There was much less space for Shields to settle in the second half, with Celtic pushing. This earned a corner that Osei deliberately handled into the back of the net, earning a yellow card, when had he left it, a penalty may have been awarded for a shove on him by the post. Bakkor was denied an equaliser only an incredible sliding tackle and a powerful angled shot from Walker required a flying one-handed save from Myles Boney. O’Halloran got his head to the corner, firing past the post and Ross Dent followed suit, screwing another corner wide. 

Shields were getting chances as well, another long diagonal finding Celtic out of position, Adam Thurston driving in. This time Fojtíček made an excellent stop, the rebound coming to Foley, Fojtíček on the floor making the close range save. A similar ball from Walker allowed Osei to break the offside trap. His initial touch putting him clear on goal with only a superb stop at the near post from Boney keeping Shields ahead.
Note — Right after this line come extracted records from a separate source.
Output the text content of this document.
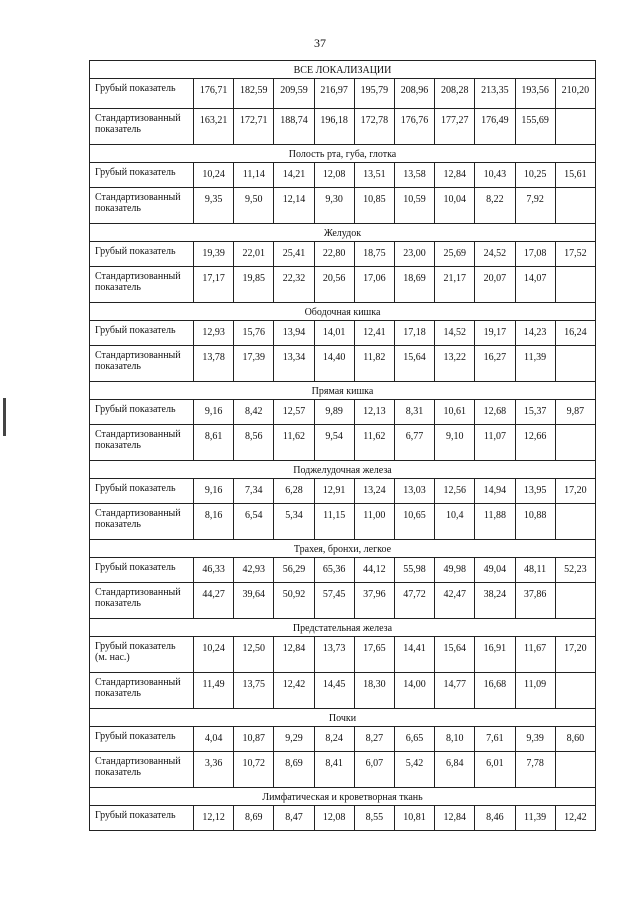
37
ВСЕ ЛОКАЛИЗАЦИИ										
Грубый показатель	176,71	182,59	209,59	216,97	195,79	208,96	208,28	213,35	193,56	210,20
Стандартизованный показатель	163,21	172,71	188,74	196,18	172,78	176,76	177,27	176,49	155,69	
Полость рта, губа, глотка										
Грубый показатель	10,24	11,14	14,21	12,08	13,51	13,58	12,84	10,43	10,25	15,61
Стандартизованный показатель	9,35	9,50	12,14	9,30	10,85	10,59	10,04	8,22	7,92	
Желудок										
Грубый показатель	19,39	22,01	25,41	22,80	18,75	23,00	25,69	24,52	17,08	17,52
Стандартизованный показатель	17,17	19,85	22,32	20,56	17,06	18,69	21,17	20,07	14,07	
Ободочная кишка										
Грубый показатель	12,93	15,76	13,94	14,01	12,41	17,18	14,52	19,17	14,23	16,24
Стандартизованный показатель	13,78	17,39	13,34	14,40	11,82	15,64	13,22	16,27	11,39	
Прямая кишка										
Грубый показатель	9,16	8,42	12,57	9,89	12,13	8,31	10,61	12,68	15,37	9,87
Стандартизованный показатель	8,61	8,56	11,62	9,54	11,62	6,77	9,10	11,07	12,66	
Поджелудочная железа										
Грубый показатель	9,16	7,34	6,28	12,91	13,24	13,03	12,56	14,94	13,95	17,20
Стандартизованный показатель	8,16	6,54	5,34	11,15	11,00	10,65	10,4	11,88	10,88	
Трахея, бронхи, легкое										
Грубый показатель	46,33	42,93	56,29	65,36	44,12	55,98	49,98	49,04	48,11	52,23
Стандартизованный показатель	44,27	39,64	50,92	57,45	37,96	47,72	42,47	38,24	37,86	
Предстательная железа										
Грубый показатель (м. нас.)	10,24	12,50	12,84	13,73	17,65	14,41	15,64	16,91	11,67	17,20
Стандартизованный показатель	11,49	13,75	12,42	14,45	18,30	14,00	14,77	16,68	11,09	
Почки										
Грубый показатель	4,04	10,87	9,29	8,24	8,27	6,65	8,10	7,61	9,39	8,60
Стандартизованный показатель	3,36	10,72	8,69	8,41	6,07	5,42	6,84	6,01	7,78	
Лимфатическая и кроветворная ткань										
Грубый показатель	12,12	8,69	8,47	12,08	8,55	10,81	12,84	8,46	11,39	12,42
Hobson directed a Bakkor cross straight at Boney as Celtic’s pressure was making the home defence creak. A Walker cross was destined for either Hobson’s head or Jonathan Ustabasi’s swinging volley before first Gary Brown’s vital touch took it away from Hobson and Jordan Hunter’s stretching boot sent the ball away from Ustabasi. 

From the corner, Bakkor twisted into the box, his low shot spinning past the post after hitting an unknowing Thurston and this time, from the corner, a flap by Boney left the ball pinging in the Shields’ box, Chris Smalley having the presence of mind to find a ball sized hole in the mass of legs to put in the equaliser. 

Celtic were looking the more likely for an equaliser, though Bakkor’s shot fired over and Ustabasi going agonisingly close, was the closest they came until stoppage time loomed. 

Last season, Celtic looked like breaking Shields’ hundred percent home record with a hard-fought draw until a late wind assisted goal kept that record intact. On a new run of four home wins out of the last four, Celtic again looked likely to break their record until Mark Lees slid in to dispossess Jon Shaw. Lees looked to have taken the ball, but momentum carried Shaw forward over Lees and a penalty was awarded. 

Briggs took, firing into the top right corner, leaving Fojtíček no chance and lightning struck for a second season in a row. 

It was a strong well-driller performance from Celtic, desperately unlucky not to come from Newcastle with at least a point.